A consistently captivating memoir by a woman of apparently endless accomplishment.
“I have lived a most interesting and productive professional life,” Brundtland writes at the outset. That’s an understatement, but consistent with her humble and often humorous approach to relating her meteoric rise. Born in Sweden to refugee resistance fighters and postwar socialist stalwarts, Brundtland took degrees in public health and medicine from Oxford and Harvard, returned home to Norway, and promptly became involved in the politics that seemed her birthright. (Describing a childhood spell in summer camp, for instance, she recalls regarding it as unjust that the boys there got to learn woodworking but were excluded from cooking classes, which, she posits, may help explain the inferiority of Scandinavian cuisine.) Appointed minister of the environment at 35, she undertook an ambitious program of reforms that earned her and her country high marks among ecologists, especially for the reduction of acid rain.
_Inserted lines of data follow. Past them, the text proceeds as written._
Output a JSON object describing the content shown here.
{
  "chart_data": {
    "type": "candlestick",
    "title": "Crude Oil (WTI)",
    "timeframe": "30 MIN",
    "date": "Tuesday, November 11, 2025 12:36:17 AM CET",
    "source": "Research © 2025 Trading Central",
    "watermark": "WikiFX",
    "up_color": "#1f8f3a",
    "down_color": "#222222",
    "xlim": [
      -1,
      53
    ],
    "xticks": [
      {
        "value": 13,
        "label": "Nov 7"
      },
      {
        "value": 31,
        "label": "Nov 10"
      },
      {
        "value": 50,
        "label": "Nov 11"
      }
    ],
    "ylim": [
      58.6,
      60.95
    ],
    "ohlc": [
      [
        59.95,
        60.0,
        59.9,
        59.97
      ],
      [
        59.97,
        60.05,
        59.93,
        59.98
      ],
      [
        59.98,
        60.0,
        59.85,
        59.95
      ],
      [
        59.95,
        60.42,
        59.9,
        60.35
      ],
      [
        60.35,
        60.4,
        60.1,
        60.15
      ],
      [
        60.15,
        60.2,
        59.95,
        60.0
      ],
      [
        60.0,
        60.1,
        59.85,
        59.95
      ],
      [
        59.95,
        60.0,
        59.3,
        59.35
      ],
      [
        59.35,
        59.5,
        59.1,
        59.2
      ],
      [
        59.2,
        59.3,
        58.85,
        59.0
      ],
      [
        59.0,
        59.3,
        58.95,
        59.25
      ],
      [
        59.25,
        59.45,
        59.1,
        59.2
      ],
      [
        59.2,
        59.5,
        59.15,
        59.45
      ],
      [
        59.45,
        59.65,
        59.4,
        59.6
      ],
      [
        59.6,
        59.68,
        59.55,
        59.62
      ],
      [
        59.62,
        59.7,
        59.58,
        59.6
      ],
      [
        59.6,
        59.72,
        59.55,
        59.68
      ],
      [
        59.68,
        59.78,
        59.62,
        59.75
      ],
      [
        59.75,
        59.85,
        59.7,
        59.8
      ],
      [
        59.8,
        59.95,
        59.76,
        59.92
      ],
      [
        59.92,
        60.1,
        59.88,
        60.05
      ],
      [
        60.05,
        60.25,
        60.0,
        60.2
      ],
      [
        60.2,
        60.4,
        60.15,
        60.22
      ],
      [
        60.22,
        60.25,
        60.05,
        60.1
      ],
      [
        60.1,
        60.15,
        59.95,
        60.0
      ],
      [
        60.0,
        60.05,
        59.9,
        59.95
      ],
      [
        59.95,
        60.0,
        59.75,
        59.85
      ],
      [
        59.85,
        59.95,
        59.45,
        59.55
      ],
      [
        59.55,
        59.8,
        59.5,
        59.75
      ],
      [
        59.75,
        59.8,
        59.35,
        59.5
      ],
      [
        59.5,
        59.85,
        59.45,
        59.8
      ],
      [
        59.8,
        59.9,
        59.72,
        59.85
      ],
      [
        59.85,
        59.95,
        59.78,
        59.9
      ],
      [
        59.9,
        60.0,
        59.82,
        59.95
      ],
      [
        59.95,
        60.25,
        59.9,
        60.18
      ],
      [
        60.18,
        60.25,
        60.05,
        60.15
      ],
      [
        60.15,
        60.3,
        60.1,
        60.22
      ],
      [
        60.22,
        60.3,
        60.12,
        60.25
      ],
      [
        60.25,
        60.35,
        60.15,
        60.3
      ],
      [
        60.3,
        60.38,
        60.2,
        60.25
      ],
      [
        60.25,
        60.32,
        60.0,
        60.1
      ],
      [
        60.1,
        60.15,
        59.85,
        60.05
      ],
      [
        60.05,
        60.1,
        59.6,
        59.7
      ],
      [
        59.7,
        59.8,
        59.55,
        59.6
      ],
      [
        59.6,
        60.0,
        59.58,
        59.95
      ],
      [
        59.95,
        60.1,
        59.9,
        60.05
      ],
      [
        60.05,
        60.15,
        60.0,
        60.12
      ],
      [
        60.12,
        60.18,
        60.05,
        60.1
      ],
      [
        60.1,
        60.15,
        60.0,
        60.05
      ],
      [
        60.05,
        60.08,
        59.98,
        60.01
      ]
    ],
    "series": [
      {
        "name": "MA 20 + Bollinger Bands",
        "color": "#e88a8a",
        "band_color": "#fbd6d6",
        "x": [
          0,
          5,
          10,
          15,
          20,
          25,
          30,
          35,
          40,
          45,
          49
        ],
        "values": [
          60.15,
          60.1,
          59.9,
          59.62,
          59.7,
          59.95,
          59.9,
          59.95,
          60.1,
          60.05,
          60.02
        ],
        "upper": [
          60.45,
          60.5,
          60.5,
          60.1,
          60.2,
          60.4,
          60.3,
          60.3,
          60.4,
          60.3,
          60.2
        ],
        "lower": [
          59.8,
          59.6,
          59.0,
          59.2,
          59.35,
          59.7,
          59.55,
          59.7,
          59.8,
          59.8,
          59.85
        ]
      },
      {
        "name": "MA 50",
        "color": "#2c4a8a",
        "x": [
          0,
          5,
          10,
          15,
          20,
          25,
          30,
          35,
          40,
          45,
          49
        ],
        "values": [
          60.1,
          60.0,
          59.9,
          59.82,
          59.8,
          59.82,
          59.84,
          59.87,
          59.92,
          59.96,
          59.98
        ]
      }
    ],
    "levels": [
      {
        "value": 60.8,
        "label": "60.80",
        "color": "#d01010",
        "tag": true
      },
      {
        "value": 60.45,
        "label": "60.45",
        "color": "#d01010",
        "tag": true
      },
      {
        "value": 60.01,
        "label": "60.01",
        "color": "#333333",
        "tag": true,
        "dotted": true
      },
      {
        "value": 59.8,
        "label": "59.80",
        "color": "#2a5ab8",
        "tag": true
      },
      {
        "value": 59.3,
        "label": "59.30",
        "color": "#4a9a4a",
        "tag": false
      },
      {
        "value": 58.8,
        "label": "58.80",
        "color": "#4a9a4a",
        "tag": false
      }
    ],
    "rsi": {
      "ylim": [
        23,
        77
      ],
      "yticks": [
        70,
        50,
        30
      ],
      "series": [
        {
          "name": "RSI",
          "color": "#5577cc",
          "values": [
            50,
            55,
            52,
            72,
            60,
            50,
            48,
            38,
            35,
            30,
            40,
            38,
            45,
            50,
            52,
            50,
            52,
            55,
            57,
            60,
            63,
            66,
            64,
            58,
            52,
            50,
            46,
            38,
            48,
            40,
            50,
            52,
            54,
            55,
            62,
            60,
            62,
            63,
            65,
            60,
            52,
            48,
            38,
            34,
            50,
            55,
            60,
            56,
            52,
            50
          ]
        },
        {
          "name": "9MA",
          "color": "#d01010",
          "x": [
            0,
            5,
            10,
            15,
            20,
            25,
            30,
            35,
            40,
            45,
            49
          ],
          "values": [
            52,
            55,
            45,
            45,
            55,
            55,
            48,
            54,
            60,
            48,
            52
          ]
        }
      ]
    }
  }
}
Six years later, in 1981, she became Norway’s first female prime minister and one of the few women heading a state anywhere in the world. (About the most prominent of her peers, England’s Margaret Thatcher, she offers guarded but cordial words.) Brundtland’s memoir has its folksy and even gossipy moments—we learn that the German leader Willy Brandt’s wife was unhappy in her marriage—but in the main it is respectful and highly serious as she considers such matters as the “Nordic balance of power,” which undoubtedly helped contain Soviet expansionism in northern Europe, and the importance of the European Union in world affairs. Along the way, she unfolds a personal vision of feminism and political responsibility, explains the peculiarities of Norwegian society, and champions the work of the World Health Organization, of which she is currently the director-general.
Inspirational reading for young women seeking careers in politics or nongovernmental organizations, and instructive for policy wonks of every stripe.